Sounds a bit like something they cooked up in a hurry to avoid having to design a BigQuery-type service for querying arbitrary metadata; I bet they had some huge customer with a need to get a CSV file for a bucket, that were willing to effectively bankroll the development of this feature.

But yes. That would sidestep the issue. You'd still have to turn on the feature and wait for the CSV file to build (apparently the best granularity is daily), of course, but it would help tremendously. Wish that had existed when we had our difficulties, about a year ago.
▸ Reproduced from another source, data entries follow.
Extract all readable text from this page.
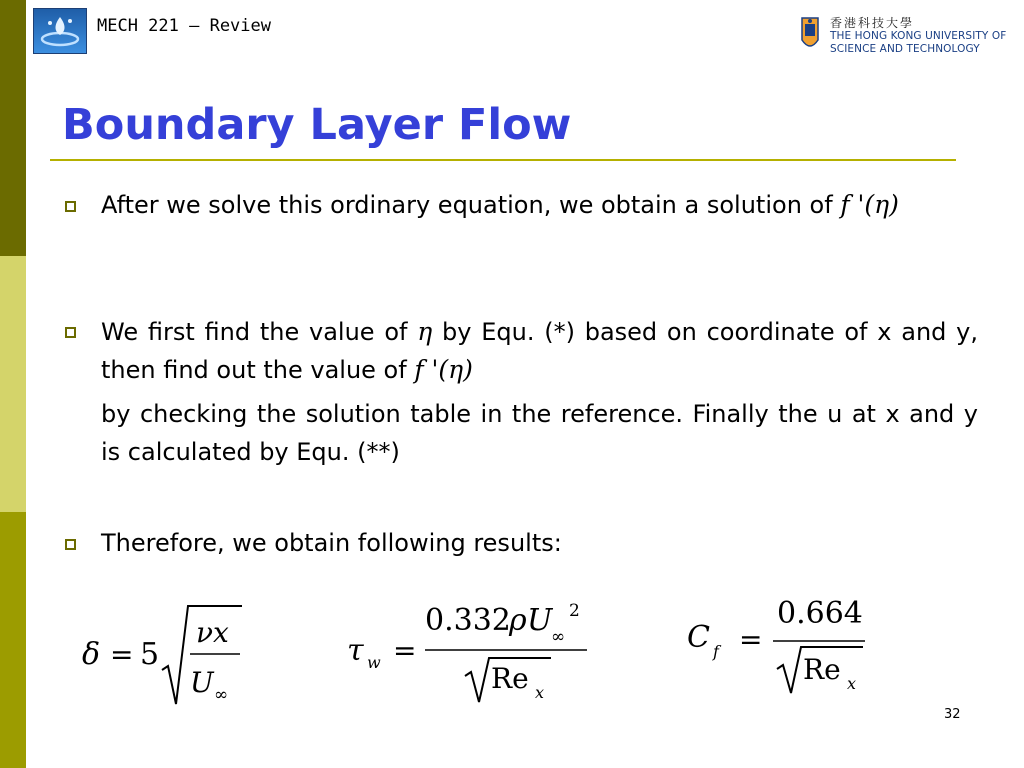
MECH 221 – Review	香港科技大學
THE HONG KONG UNIVERSITY OF
SCIENCE AND TECHNOLOGY
Boundary Layer Flow
After we solve this ordinary equation, we obtain a solution of f '(η)
We first find the value of η by Equ. (*) based on coordinate of x and y, then find out the value of f '(η)
by checking the solution table in the reference. Finally the u at x and y is calculated by Equ. (**)
Therefore, we obtain following results:
δ = 5
νx
U ∞
τ w =
0.332
ρ U 2
∞
Re x
C f =
0.664
Re x
32
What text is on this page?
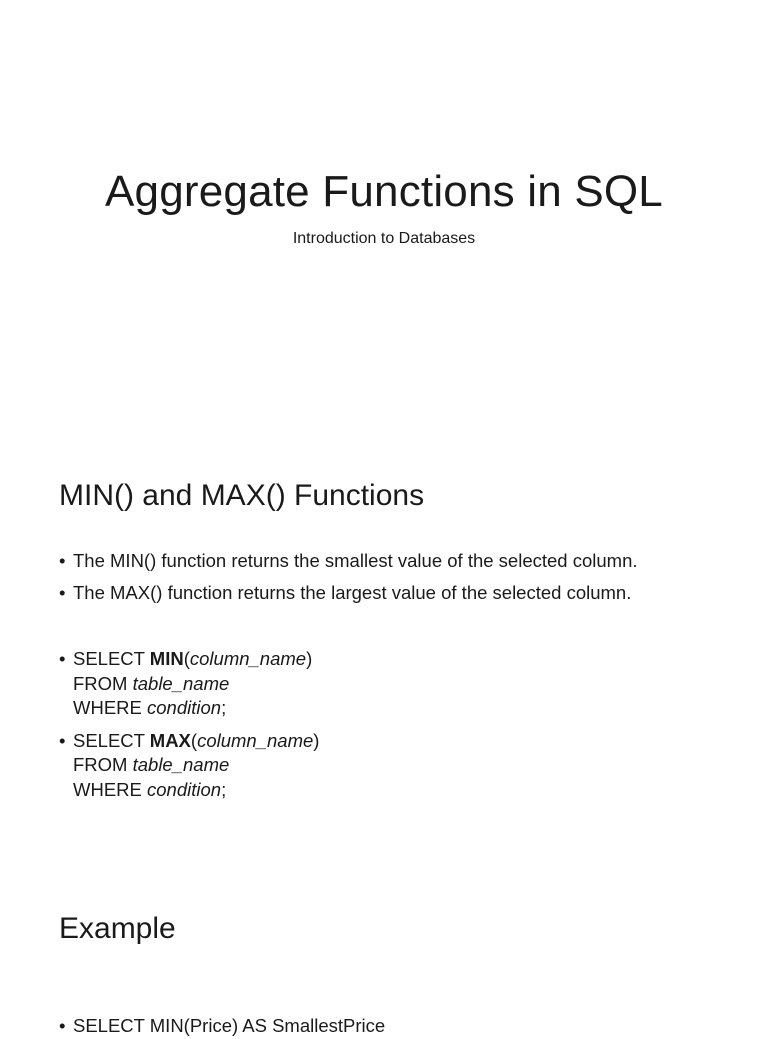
Aggregate Functions in SQL
Introduction to Databases
MIN() and MAX() Functions
• The MIN() function returns the smallest value of the selected column.
• The MAX() function returns the largest value of the selected column.
• SELECT MIN(column_name)
FROM table_name
WHERE condition;
• SELECT MAX(column_name)
FROM table_name
WHERE condition;
Example
• SELECT MIN(Price) AS SmallestPrice
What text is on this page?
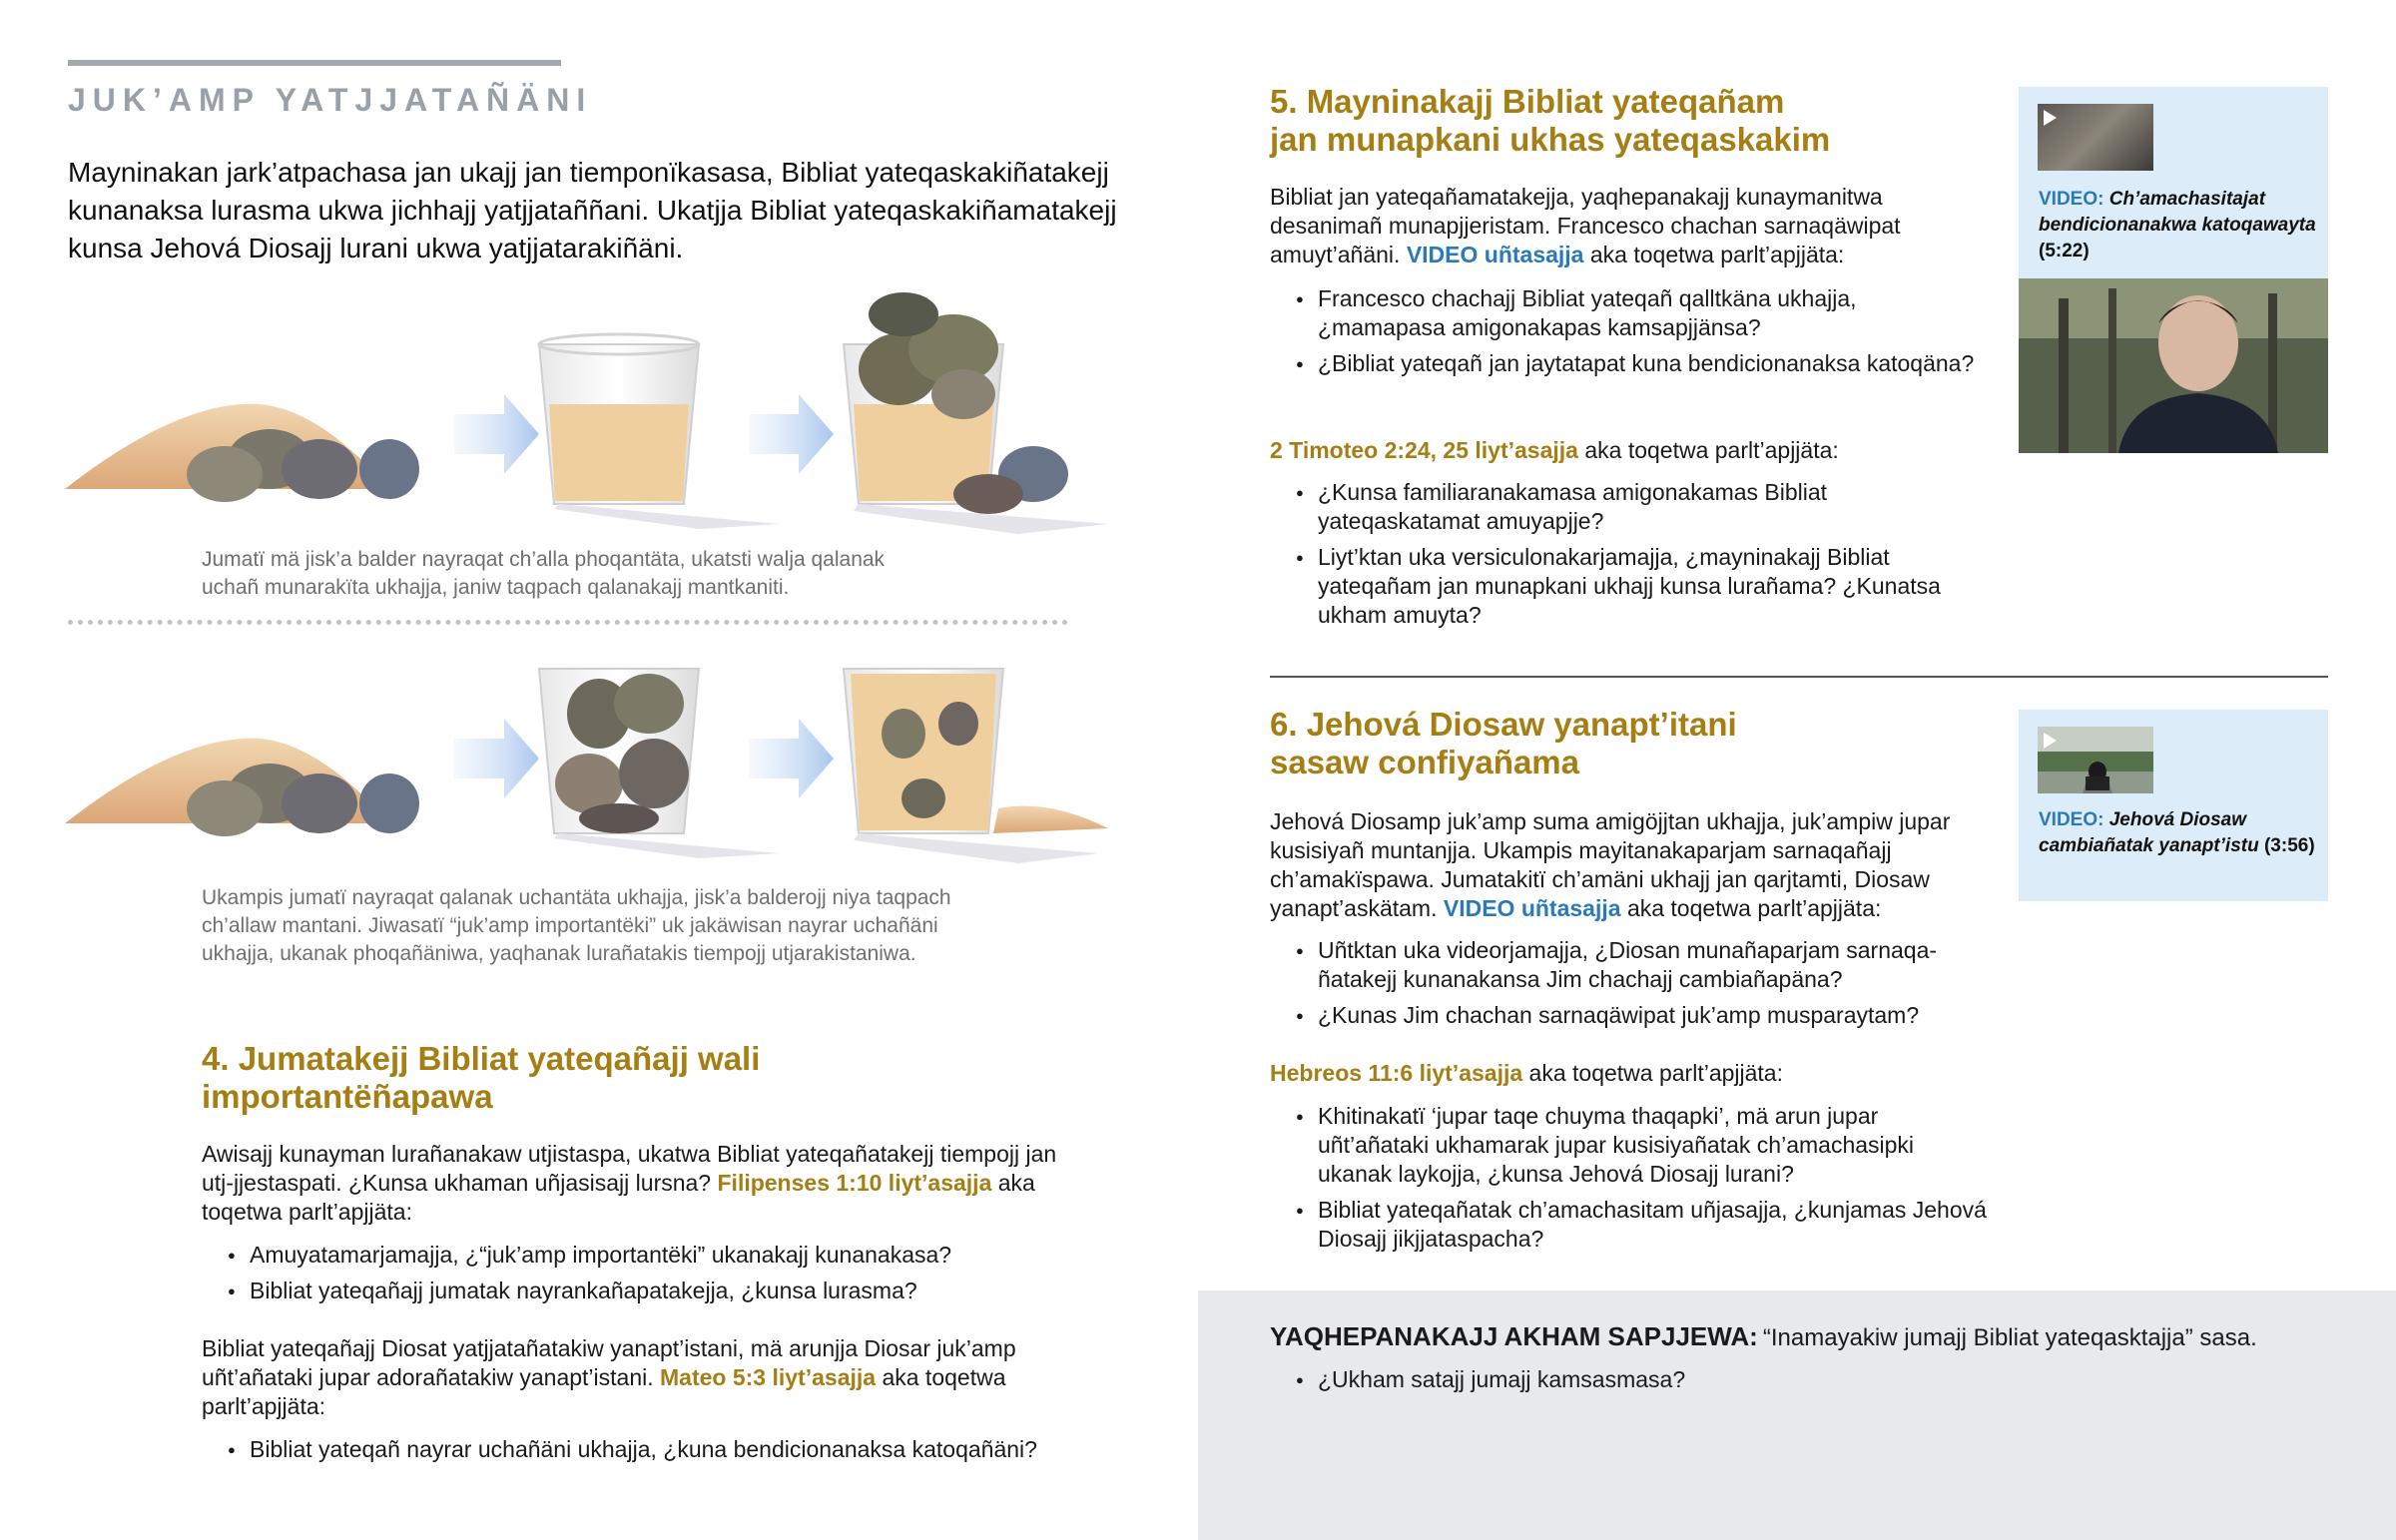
JUK’AMP YATJJATAÑÄNI
Mayninakan jark’atpachasa jan ukajj jan tiemponïkasasa, Bibliat yateqaskakiñatakejj kunanaksa lurasma ukwa jichhajj yatjjataññani. Ukatjja Bibliat yateqaskakiñamatakejj kunsa Jehová Diosajj lurani ukwa yatjjatarakiñäni.
Jumatï mä jisk’a balder nayraqat ch’alla phoqantäta, ukatsti walja qalanak
uchañ munarakïta ukhajja, janiw taqpach qalanakajj mantkaniti.
Ukampis jumatï nayraqat qalanak uchantäta ukhajja, jisk’a balderojj niya taqpach
ch’allaw mantani. Jiwasatï “juk’amp importantëki” uk jakäwisan nayrar uchañäni
ukhajja, ukanak phoqañäniwa, yaqhanak lurañatakis tiempojj utjarakistaniwa.
4. Jumatakejj Bibliat yateqañajj wali
importantëñapawa
Awisajj kunayman lurañanakaw utjistaspa, ukatwa Bibliat yateqañatakejj tiempojj jan utj-jjestaspati. ¿Kunsa ukhaman uñjasisajj lursna? Filipenses 1:10 liyt’asajja aka toqetwa parlt’apjjäta:
● Amuyatamarjamajja, ¿“juk’amp importantëki” ukanakajj kunanakasa?
● Bibliat yateqañajj jumatak nayrankañapatakejja, ¿kunsa lurasma?
Bibliat yateqañajj Diosat yatjjatañatakiw yanapt’istani, mä arunjja Diosar juk’amp uñt’añataki jupar adorañatakiw yanapt’istani. Mateo 5:3 liyt’asajja aka toqetwa parlt’apjjäta:
● Bibliat yateqañ nayrar uchañäni ukhajja, ¿kuna bendicionanaksa katoqañäni?
5. Mayninakajj Bibliat yateqañam
jan munapkani ukhas yateqaskakim
Bibliat jan yateqañamatakejja, yaqhepanakajj kunaymanitwa desanimañ munapjjeristam. Francesco chachan sarnaqäwipat amuyt’añäni. VIDEO uñtasajja aka toqetwa parlt’apjjäta:
● Francesco chachajj Bibliat yateqañ qalltkäna ukhajja, ¿mamapasa amigonakapas kamsapjjänsa?
● ¿Bibliat yateqañ jan jaytatapat kuna bendicionanaksa katoqäna?
2 Timoteo 2:24, 25 liyt’asajja aka toqetwa parlt’apjjäta:
● ¿Kunsa familiaranakamasa amigonakamas Bibliat yateqaskatamat amuyapjje?
● Liyt’ktan uka versiculonakarjamajja, ¿mayninakajj Bibliat yateqañam jan munapkani ukhajj kunsa lurañama? ¿Kunatsa ukham amuyta?
VIDEO: Ch’amachasitajat bendicionanakwa katoqawayta (5:22)
6. Jehová Diosaw yanapt’itani
sasaw confiyañama
Jehová Diosamp juk’amp suma amigöjjtan ukhajja, juk’ampiw jupar kusisiyañ muntanjja. Ukampis mayitanakaparjam sarnaqañajj ch’amakïspawa. Jumatakitï ch’amäni ukhajj jan qarjtamti, Diosaw yanapt’askätam. VIDEO uñtasajja aka toqetwa parlt’apjjäta:
● Uñtktan uka videorjamajja, ¿Diosan munañaparjam sarnaqañatakejj kunanakansa Jim chachajj cambiañapäna?
● ¿Kunas Jim chachan sarnaqäwipat juk’amp musparaytam?
Hebreos 11:6 liyt’asajja aka toqetwa parlt’apjjäta:
● Khitinakatï ‘jupar taqe chuyma thaqapki’, mä arun jupar uñt’añataki ukhamarak jupar kusisiyañatak ch’amachasipki ukanak laykojja, ¿kunsa Jehová Diosajj lurani?
● Bibliat yateqañatak ch’amachasitam uñjasajja, ¿kunjamas Jehová Diosajj jikjjataspacha?
VIDEO: Jehová Diosaw cambiañatak yanapt’istu (3:56)
YAQHEPANAKAJJ AKHAM SAPJJEWA: “Inamayakiw jumajj Bibliat yateqasktajja” sasa.
● ¿Ukham satajj jumajj kamsasmasa?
I did something similar storing the information in PostgreSQL but made the inserts/updates/deletes based on the events of s3. If an object was stored it would insert into the database. If it was deleted it would soft delete in the database. Worked out well for me.
As someone heading down a similar path (and I'm fairly sure I've got sensible prefixes) can you share an example of a prefix that caused you trouble. Is it something like

    /path/to/big-dir/«lots-of-sequential-filenames»

?
Exactly. It works fine for most tasks, of course, but if you ever want to process the contents of the S3 bucket in bulk, nothing will ever be able to parallelize that one list request to /path/to/big-dir.

If you don't use the evenly-distributed-prefix trick, your only chance of speeding it up is knowing the file names beforehand. If they're all sequentially numbered, you might do that, of course.

The shardable prefix doesn't need to be at the top level. So you could also organize it like so, for example:

    /secret/documents/2016-01-01/00000001.doc
Thanks! I've read the docs and blog posts, but it was interesting to see a real live antipattern.
I suppose it's like with regular file systems -- don't have too many files in a directory.

In your use case, consider `/path/to/big-dir/AA/AABB/AABBCC` or similar?

Sorry, that example wasn't my data, it was to illustrate question.